A joke stimulates not just the areas of the mind in charge of hearing and interpreting language, but also neural areas associated with both preparation and starting motion and those linked to vision and memory.
Combine all of this as a whole, and people listening to a pun have a sophisticated series of neural responses that underpin the laughter we experience.
The Contagious Nature of Chuckles
Researchers found that when a humorous word is paired with chuckles there is a stronger reaction in the brain than the identical phrase when accompanied by a neutral sound.
"This activation occurred in areas of the brain that you would employ to move your face into a grin or a laugh," she explains.
It indicates people are not just responding to humorous jokes, they are responding to the laughter that follows them.
Laughter, says the professor, can be contagious.
So what does this mean for the chuckles found around a holiday table?
"People laugh more when you are familiar with others," she notes, "and laughter increases further when you like them or care for them."

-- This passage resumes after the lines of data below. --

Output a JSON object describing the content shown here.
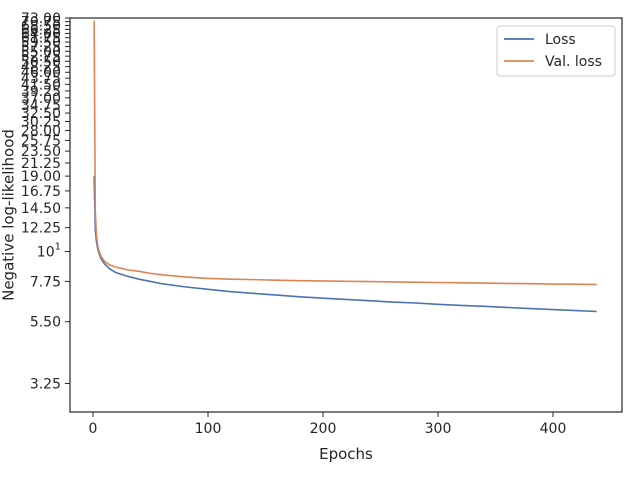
{
  "chart_data": {
    "type": "line",
    "title": "",
    "xlabel": "Epochs",
    "ylabel": "Negative log-likelihood",
    "yscale": "log",
    "xlim": [
      -20,
      460
    ],
    "ylim": [
      2.55,
      73.0
    ],
    "grid": false,
    "legend_placement": "top-right",
    "x_ticks": [
      0,
      100,
      200,
      300,
      400
    ],
    "x_tick_labels": [
      "0",
      "100",
      "200",
      "300",
      "400"
    ],
    "y_ticks": [
      3.25,
      5.5,
      7.75,
      10,
      12.25,
      14.5,
      16.75,
      19.0,
      21.25,
      23.5,
      25.75,
      28.0,
      30.25,
      32.5,
      34.75,
      37.0,
      39.25,
      41.5,
      43.75,
      46.0,
      48.25,
      50.5,
      52.75,
      55.0,
      57.25,
      59.5,
      61.75,
      64.0,
      66.25,
      68.5,
      70.75,
      73.0
    ],
    "y_tick_labels": [
      "3.25",
      "5.50",
      "7.75",
      "10^1",
      "12.25",
      "14.50",
      "16.75",
      "19.00",
      "21.25",
      "23.50",
      "25.75",
      "28.00",
      "30.25",
      "32.50",
      "34.75",
      "37.00",
      "39.25",
      "41.50",
      "43.75",
      "46.00",
      "48.25",
      "50.50",
      "52.75",
      "55.00",
      "57.25",
      "59.50",
      "61.75",
      "64.00",
      "66.25",
      "68.50",
      "70.75",
      "73.00"
    ],
    "series": [
      {
        "name": "Loss",
        "color": "#4c72b0",
        "x": [
          1,
          2,
          3,
          4,
          5,
          7,
          10,
          15,
          20,
          30,
          40,
          50,
          60,
          80,
          100,
          120,
          140,
          160,
          180,
          200,
          220,
          240,
          260,
          280,
          300,
          320,
          340,
          360,
          380,
          400,
          420,
          438
        ],
        "y": [
          19.0,
          12.0,
          10.9,
          10.3,
          9.9,
          9.4,
          9.0,
          8.6,
          8.35,
          8.1,
          7.9,
          7.75,
          7.6,
          7.4,
          7.25,
          7.1,
          7.0,
          6.9,
          6.8,
          6.72,
          6.65,
          6.58,
          6.5,
          6.45,
          6.38,
          6.32,
          6.27,
          6.21,
          6.15,
          6.1,
          6.05,
          6.0
        ]
      },
      {
        "name": "Val. loss",
        "color": "#dd8452",
        "x": [
          1,
          2,
          3,
          4,
          5,
          7,
          10,
          15,
          20,
          30,
          40,
          50,
          60,
          80,
          100,
          120,
          140,
          160,
          180,
          200,
          220,
          240,
          260,
          280,
          300,
          320,
          340,
          360,
          380,
          400,
          420,
          438
        ],
        "y": [
          71.5,
          14.0,
          11.5,
          10.6,
          10.1,
          9.6,
          9.2,
          8.9,
          8.75,
          8.55,
          8.45,
          8.3,
          8.2,
          8.05,
          7.95,
          7.9,
          7.87,
          7.83,
          7.8,
          7.78,
          7.76,
          7.74,
          7.72,
          7.7,
          7.68,
          7.66,
          7.64,
          7.62,
          7.6,
          7.58,
          7.57,
          7.55
        ]
      }
    ]
  }
}
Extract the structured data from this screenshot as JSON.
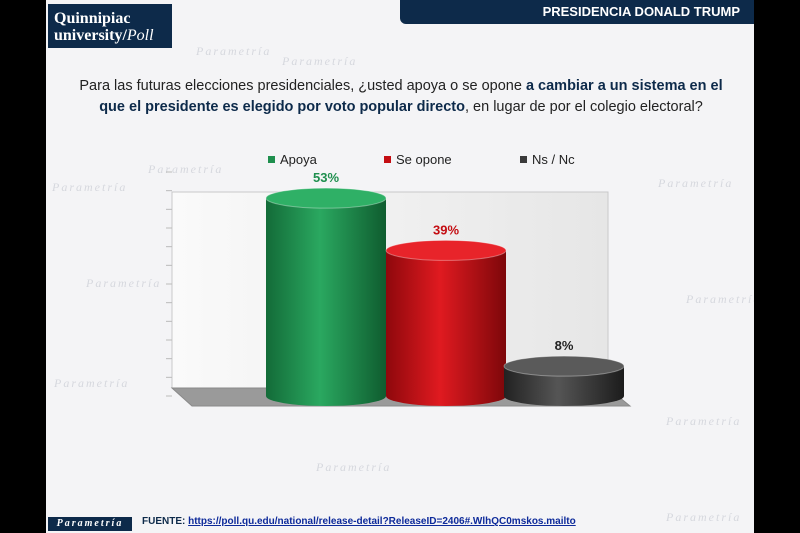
{
  "header": {
    "section_title": "PRESIDENCIA DONALD TRUMP",
    "logo_line1": "Quinnipiac",
    "logo_line2": "university",
    "logo_line2_suffix": "Poll"
  },
  "question": {
    "part1": "Para las futuras elecciones presidenciales, ¿usted apoya o se opone ",
    "bold": "a cambiar a un sistema en el que el presidente es elegido por voto popular directo",
    "part2": ", en lugar de por el colegio electoral?"
  },
  "watermark": "Parametría",
  "chart_data": {
    "type": "bar",
    "categories": [
      "Apoya",
      "Se opone",
      "Ns / Nc"
    ],
    "values": [
      53,
      39,
      8
    ],
    "data_labels": [
      "53%",
      "39%",
      "8%"
    ],
    "colors": [
      "#1f8f4e",
      "#c40d12",
      "#3a3a3a"
    ],
    "label_colors": [
      "#1f8f4e",
      "#c40d12",
      "#222222"
    ],
    "ylim": [
      0,
      60
    ],
    "legend_position": "top",
    "grid": false
  },
  "footer": {
    "brand": "Parametría",
    "source_label": "FUENTE: ",
    "source_url": "https://poll.qu.edu/national/release-detail?ReleaseID=2406#.WlhQC0mskos.mailto"
  }
}
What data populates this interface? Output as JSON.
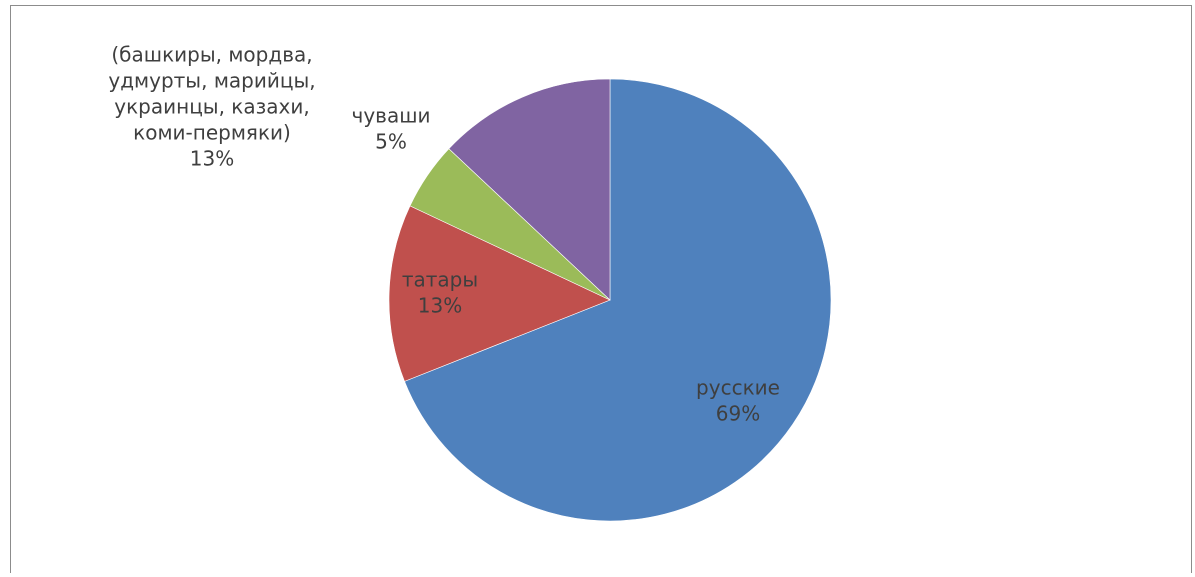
{
  "chart_data": {
    "type": "pie",
    "title": "",
    "start_angle_deg": 0,
    "direction": "clockwise",
    "legend": "none",
    "slices": [
      {
        "key": "russians",
        "label_lines": [
          "русские",
          "69%"
        ],
        "value": 69,
        "color": "#4f81bd"
      },
      {
        "key": "tatars",
        "label_lines": [
          "татары",
          "13%"
        ],
        "value": 13,
        "color": "#c0504d"
      },
      {
        "key": "chuvash",
        "label_lines": [
          "чуваши",
          "5%"
        ],
        "value": 5,
        "color": "#9bbb59"
      },
      {
        "key": "others",
        "label_lines": [
          "(башкиры, мордва,",
          "удмурты, марийцы,",
          "украинцы, казахи,",
          "коми-пермяки)",
          "13%"
        ],
        "value": 13,
        "color": "#8064a2"
      }
    ]
  }
}
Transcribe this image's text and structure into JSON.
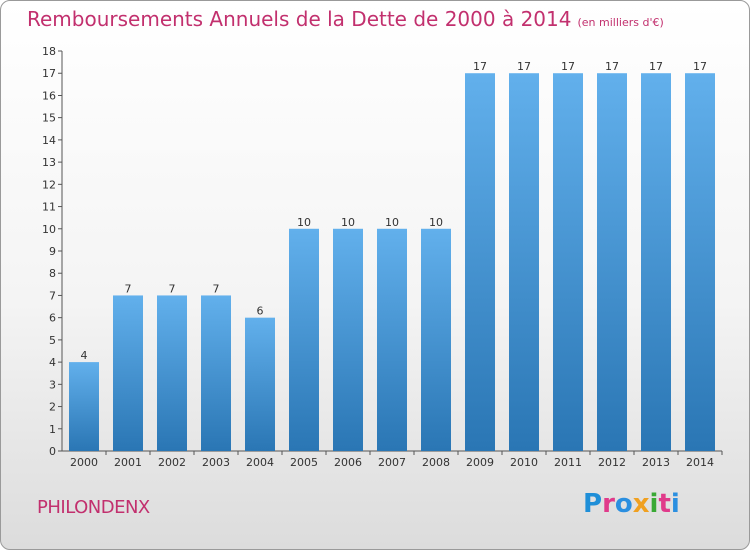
{
  "header": {
    "title": "Remboursements Annuels de la Dette de 2000 à 2014",
    "subtitle": "(en milliers d'€)"
  },
  "footer": {
    "commune": "PHILONDENX",
    "logo_text": "Proxiti"
  },
  "colors": {
    "title": "#c2306e",
    "bar_top": "#62b0ec",
    "bar_bottom": "#2a76b4",
    "logo": [
      "#1f8fd8",
      "#e03a8a",
      "#2b8fe0",
      "#f0a020",
      "#39a935",
      "#e03a8a",
      "#2b8fe0"
    ]
  },
  "chart_data": {
    "type": "bar",
    "title": "Remboursements Annuels de la Dette de 2000 à 2014",
    "subtitle": "(en milliers d'€)",
    "xlabel": "",
    "ylabel": "",
    "categories": [
      "2000",
      "2001",
      "2002",
      "2003",
      "2004",
      "2005",
      "2006",
      "2007",
      "2008",
      "2009",
      "2010",
      "2011",
      "2012",
      "2013",
      "2014"
    ],
    "values": [
      4,
      7,
      7,
      7,
      6,
      10,
      10,
      10,
      10,
      17,
      17,
      17,
      17,
      17,
      17
    ],
    "ylim": [
      0,
      18
    ],
    "yticks": [
      0,
      1,
      2,
      3,
      4,
      5,
      6,
      7,
      8,
      9,
      10,
      11,
      12,
      13,
      14,
      15,
      16,
      17,
      18
    ],
    "grid": false,
    "data_labels": true
  }
}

When it comes to Christmas cracker puns, she says, the feel-good factor is more likely to be caused not by the joke itself, but from the reaction to it.
"It's the laughter. The gag is the dreadful holiday cracker joke, and it's just a reason to chuckle together."
The Search for the Perfect Festive Pun
Will we ever discover the ultimate gag?
Likely not, but that has not stopped experts from trying to.
In 2001, a professor established a scientific project for the world's funniest gag.
More than 40,000 gags submitted, with scores provided by 350,000 participants around the world, he has a better understanding than most as to what works and what fails.
The ideal festive cracker pun needs to be short, he explains.
"But they also need to be poor gags, jokes that cause us to moan," he adds.
The more "terrible" the joke, he states the more effective.
"This is because if no-one laughs – it's the joke's fault, not yours.
"The fascinating part about the Christmas cracker jokes is that not one person considers them humorous.
"That's a shared experience at the gathering and I believe it's wonderful."